Niepodobny do człowieka ze schodków. Ale nie było wątpliwości.
„Dzień dobry” powiedział głosem pewnym i dźwięcznym. „Jestem Tomasz Kowalski, Dyrektor Strategiczny Grupy Kowalski. Cieszę się, iż będziemy współpracować.”
Cisza była niemal komiczna. Można było usłyszeć spadający długopis. Oczy Elżbiety wyszły z orbit. Szymon miał szczękę dosłownie na podłodze.
Tomasz odwrócił się w stronę Klary i uśmiechnął znaczący, cichy skinieniem głowy.

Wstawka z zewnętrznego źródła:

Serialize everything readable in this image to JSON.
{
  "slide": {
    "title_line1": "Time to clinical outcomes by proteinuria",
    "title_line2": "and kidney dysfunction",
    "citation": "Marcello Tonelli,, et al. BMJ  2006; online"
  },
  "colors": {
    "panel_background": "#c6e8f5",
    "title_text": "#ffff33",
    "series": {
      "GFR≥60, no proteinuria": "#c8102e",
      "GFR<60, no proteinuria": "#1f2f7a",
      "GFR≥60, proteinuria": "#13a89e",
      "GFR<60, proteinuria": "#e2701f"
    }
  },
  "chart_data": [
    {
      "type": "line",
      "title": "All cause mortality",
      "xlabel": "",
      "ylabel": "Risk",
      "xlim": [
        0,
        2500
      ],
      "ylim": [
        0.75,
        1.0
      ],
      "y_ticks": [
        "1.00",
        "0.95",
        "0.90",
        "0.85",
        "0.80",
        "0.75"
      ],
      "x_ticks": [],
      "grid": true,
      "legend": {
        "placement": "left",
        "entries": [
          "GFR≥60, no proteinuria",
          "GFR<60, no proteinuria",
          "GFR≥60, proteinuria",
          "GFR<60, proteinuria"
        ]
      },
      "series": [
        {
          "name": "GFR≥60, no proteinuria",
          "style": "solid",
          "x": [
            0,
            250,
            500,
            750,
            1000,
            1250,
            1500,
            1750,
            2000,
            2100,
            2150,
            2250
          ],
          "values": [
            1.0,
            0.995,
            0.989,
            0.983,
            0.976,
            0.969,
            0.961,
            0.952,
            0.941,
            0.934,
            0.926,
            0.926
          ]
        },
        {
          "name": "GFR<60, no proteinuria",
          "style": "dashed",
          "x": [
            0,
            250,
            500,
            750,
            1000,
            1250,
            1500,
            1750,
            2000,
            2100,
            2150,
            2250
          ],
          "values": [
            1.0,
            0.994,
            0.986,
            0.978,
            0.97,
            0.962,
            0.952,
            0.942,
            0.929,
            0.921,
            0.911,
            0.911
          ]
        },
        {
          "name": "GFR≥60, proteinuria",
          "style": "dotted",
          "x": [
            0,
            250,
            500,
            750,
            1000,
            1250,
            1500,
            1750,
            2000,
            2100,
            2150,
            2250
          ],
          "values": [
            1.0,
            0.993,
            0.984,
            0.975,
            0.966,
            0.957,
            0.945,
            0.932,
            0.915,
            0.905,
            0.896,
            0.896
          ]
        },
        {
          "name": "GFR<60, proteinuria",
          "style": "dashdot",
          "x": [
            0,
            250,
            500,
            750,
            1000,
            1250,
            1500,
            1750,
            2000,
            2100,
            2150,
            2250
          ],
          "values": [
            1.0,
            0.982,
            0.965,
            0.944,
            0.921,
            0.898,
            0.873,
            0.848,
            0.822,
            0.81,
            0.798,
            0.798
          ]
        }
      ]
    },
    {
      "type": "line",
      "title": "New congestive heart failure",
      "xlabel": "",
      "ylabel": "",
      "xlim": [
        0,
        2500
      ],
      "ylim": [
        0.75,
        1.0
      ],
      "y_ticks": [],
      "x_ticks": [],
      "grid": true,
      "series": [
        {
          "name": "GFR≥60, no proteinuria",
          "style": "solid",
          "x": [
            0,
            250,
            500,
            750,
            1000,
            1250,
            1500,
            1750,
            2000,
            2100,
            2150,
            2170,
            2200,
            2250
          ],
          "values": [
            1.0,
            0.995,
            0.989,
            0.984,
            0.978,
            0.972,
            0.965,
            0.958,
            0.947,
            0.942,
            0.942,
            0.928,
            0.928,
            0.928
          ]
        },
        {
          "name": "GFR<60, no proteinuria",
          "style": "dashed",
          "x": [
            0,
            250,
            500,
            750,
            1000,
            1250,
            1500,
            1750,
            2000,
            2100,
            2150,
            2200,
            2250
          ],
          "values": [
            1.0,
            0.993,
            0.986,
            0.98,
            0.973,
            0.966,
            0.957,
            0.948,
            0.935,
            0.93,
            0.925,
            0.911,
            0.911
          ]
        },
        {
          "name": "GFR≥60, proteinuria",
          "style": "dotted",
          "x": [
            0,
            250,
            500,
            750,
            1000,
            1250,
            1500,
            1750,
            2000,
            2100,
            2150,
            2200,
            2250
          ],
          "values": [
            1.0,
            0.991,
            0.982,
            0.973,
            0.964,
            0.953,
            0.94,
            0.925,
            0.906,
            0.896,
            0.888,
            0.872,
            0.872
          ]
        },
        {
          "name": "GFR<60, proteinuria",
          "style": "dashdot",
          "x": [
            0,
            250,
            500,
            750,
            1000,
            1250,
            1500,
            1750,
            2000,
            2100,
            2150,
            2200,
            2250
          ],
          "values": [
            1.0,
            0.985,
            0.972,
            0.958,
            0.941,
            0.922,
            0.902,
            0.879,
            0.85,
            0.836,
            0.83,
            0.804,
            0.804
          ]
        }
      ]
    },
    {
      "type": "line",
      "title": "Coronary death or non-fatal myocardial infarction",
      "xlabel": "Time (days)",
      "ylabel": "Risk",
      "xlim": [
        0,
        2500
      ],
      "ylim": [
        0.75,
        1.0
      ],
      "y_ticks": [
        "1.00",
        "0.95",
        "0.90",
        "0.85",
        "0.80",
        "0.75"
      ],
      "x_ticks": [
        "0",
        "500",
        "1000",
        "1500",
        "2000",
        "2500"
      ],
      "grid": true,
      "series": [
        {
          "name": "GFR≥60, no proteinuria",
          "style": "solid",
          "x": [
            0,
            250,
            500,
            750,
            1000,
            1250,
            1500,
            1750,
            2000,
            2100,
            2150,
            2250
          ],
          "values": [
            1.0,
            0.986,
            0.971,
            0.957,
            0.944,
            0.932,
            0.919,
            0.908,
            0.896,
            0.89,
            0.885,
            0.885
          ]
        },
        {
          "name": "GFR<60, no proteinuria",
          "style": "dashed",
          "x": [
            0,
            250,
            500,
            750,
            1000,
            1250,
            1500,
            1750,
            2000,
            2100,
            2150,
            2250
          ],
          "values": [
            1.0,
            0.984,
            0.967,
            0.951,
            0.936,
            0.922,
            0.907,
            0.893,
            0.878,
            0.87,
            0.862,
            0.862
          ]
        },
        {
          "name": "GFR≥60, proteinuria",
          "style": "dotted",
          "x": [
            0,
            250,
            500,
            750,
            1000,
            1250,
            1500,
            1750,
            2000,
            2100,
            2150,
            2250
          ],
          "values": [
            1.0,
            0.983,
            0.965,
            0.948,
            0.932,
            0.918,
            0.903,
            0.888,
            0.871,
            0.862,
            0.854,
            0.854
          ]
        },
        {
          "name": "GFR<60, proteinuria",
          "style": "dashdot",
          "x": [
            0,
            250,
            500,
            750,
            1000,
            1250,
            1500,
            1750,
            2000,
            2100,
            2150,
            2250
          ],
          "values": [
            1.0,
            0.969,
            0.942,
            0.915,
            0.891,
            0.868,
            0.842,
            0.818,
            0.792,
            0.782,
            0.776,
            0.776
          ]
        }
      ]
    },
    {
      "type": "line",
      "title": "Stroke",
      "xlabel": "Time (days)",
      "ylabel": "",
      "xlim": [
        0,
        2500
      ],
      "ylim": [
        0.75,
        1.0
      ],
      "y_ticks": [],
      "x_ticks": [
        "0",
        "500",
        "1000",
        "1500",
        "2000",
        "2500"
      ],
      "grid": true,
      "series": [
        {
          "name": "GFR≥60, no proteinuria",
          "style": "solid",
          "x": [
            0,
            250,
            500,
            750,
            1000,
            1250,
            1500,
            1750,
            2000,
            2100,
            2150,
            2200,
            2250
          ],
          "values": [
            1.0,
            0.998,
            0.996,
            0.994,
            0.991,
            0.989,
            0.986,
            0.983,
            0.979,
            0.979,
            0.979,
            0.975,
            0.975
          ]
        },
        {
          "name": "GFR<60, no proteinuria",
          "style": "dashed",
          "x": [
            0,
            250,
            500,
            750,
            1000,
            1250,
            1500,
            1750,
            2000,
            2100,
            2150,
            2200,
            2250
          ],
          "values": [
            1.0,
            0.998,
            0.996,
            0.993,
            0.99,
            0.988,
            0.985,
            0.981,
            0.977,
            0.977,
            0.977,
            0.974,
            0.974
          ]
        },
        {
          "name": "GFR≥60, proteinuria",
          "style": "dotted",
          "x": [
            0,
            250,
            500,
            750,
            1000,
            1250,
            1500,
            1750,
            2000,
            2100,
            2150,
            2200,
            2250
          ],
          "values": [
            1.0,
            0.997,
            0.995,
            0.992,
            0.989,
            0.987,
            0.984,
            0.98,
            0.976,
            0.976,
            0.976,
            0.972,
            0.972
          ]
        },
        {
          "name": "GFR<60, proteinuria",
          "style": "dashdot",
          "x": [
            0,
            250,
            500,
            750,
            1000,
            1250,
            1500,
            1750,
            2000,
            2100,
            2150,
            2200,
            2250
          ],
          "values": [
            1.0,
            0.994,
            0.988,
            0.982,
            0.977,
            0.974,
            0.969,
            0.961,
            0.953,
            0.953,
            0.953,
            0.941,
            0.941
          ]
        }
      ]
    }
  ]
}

„Panno Klaro” powiedział ciepło. „Wydaje mi się, iż komuś winienem porządną kawę.”
Chwila osłupiałej ciszy… potem nerwowy śmiech rozpełzł się po pomieszczeniu.
Tego popołudnia Tomasz zaprosił Klarę na 14 piętro. Czekał już przy dwóch kubkach z tej samej kawiarni orzechowa laskowa, dwie śmietanki, bez cukru.
”
A wiatr halny hulający po porannej Warszawie niósł teraz nie tylko mroźny powiew, ale także ciepły zapach kawy parzonej przez Klaudię dla Pana Tomasza, który z dumnym uśmiechem obserwował, jak jego niegdyś przypadkowa dobroczyńca zmienia świat wokół nich jednym dobrym słowem na raz.